Dynamic Analysis of Embankments Reinforced with Micro-Piles

Abstract

Application of micro-piles to stabilize unstable slopes has been widely considered in recent years. A micro-pile is a small-diameter (typically less than 300 mm), drilled, and grouted as non-displacement pile that is typically reinforced. The main objective of this study is to evaluate the influence of the micro-pile group on increasing safety factor as well as finding the optimum position of micro-piles across the embankments slopes. In this study, numerical analyses were performed to investigate the efficiency of micro piles on the behavior of embankments using ABAQUS Finite Element code. The analyses have been carried for plane strain conditions and under earthquake loads.
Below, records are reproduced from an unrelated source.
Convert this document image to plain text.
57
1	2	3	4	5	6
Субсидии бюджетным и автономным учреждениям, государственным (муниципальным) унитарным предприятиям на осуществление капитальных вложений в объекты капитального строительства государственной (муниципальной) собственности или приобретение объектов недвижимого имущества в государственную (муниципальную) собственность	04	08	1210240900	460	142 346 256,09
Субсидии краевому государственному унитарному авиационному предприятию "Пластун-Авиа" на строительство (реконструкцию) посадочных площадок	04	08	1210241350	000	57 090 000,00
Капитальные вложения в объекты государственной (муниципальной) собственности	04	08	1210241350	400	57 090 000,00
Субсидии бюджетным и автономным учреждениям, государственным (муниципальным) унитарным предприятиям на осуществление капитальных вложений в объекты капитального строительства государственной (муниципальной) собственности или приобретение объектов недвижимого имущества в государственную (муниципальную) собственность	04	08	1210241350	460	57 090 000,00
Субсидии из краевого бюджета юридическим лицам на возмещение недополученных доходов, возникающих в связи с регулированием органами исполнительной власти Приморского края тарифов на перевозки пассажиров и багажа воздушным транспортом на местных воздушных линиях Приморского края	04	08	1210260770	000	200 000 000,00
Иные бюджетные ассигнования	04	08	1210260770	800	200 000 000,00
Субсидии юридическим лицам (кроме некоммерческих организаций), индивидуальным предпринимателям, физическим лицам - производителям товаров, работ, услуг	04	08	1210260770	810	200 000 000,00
Based on acquired results, it was implied that using micro pile groups on the lower part of embankment slope is the optimal approach to reinforce embankments. This can increase the embankment safety factor by 33% in static mode and by 34% in dynamic mode. The impacts of the parameters of micro pile inclination angle, diameter, length, micro-pile spacing, and the type of soil on safety factor in dynamic mode have been investigated. Results show that increasing the length and diameter of the micro piles increase the safety factor. By increasing the micro pile angle in respect to vertical axis up to 30°, safety factor increases but any additional increase of the angle decreases the factor. Furthermore, by increasing the spacing of micro piles up to 4 times the diameter, causes improving the safety factor, but more space has a negative impact. By strengthening the type of the adhesive soil (simultaneous increase of embankment adhesion from 8 KPa to 16 KPa and elasticity module from 30 MPa to 60 MPa), embankment safety factor increases by 40%. Furthermore, by strengthening the sandy soil (simultaneous increase of internal friction angle from 32 to 40 and soil elasticity module from 20 MPa to 45 MPa), the safety factor of embankment increases by 41 percent.